This article was published in The Appalachian.

The Queer Film Series began last night with a showing of “The Mormon Proposition.”

Since 2000, the series has provided free screenings of documentaries and feature films that are of interest to the Lesbian, Gay, Bisexual, Transgendered, Queer, Intersex community.

Dr. Jill Ehnenn, co-organizer of the event and a professor at Appalachian State University, said the series has grown tremendously over the last 10 years.

“We’ve had to change venues several times, and we’ve been over capacity for the room that we’re currently in,” she said. “Some films will be more popular than others, but it’s likely that we’ll move to a larger venue within the next couple of years.”

Ehnenn said response to the series has been largely positive.

“I don’t think there was any negative response last year,” she said. “There was one guy who would write us a really inflammatory note every year, and we would just send it to the lawyer who works with the equity office. He would explain that this is a state university where a diversity of opinions are expressed, that we value diversity, and that he’s entitled to his personal views – but one homophobic response is not going to shut down the film series.”

But that type of negative response is unusual, Ehnenn said.

“Anything you do, you would expect there to be people that don’t like things…overwhelmingly, it’s been positive,” she said.

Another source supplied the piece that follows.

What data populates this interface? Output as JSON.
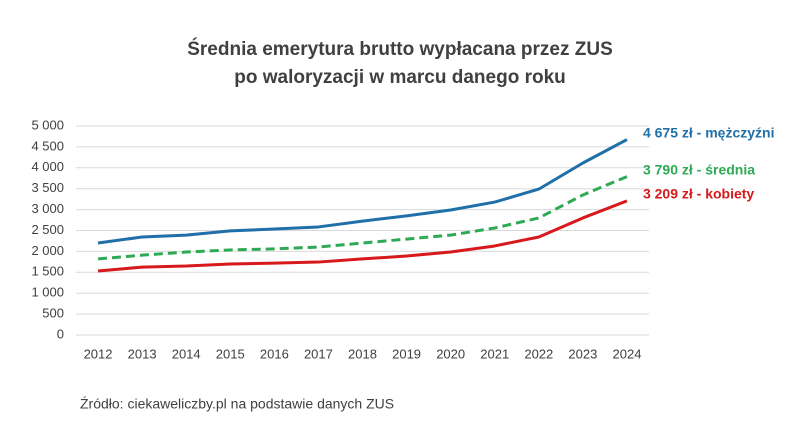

While students, staff and faculty at Appalachian have enjoyed the series over the past ten years, Ehnenn said Boone’s summer population have been part of its success as well.

“They’ve asked if we could start a little bit earlier so they could come to the series before they go back to Florida for the winter,” she said.

“We’re trying to serve several different populations – the community members, the people who summer here – and we also try to pick films that dovetail with what is being taught on campus.”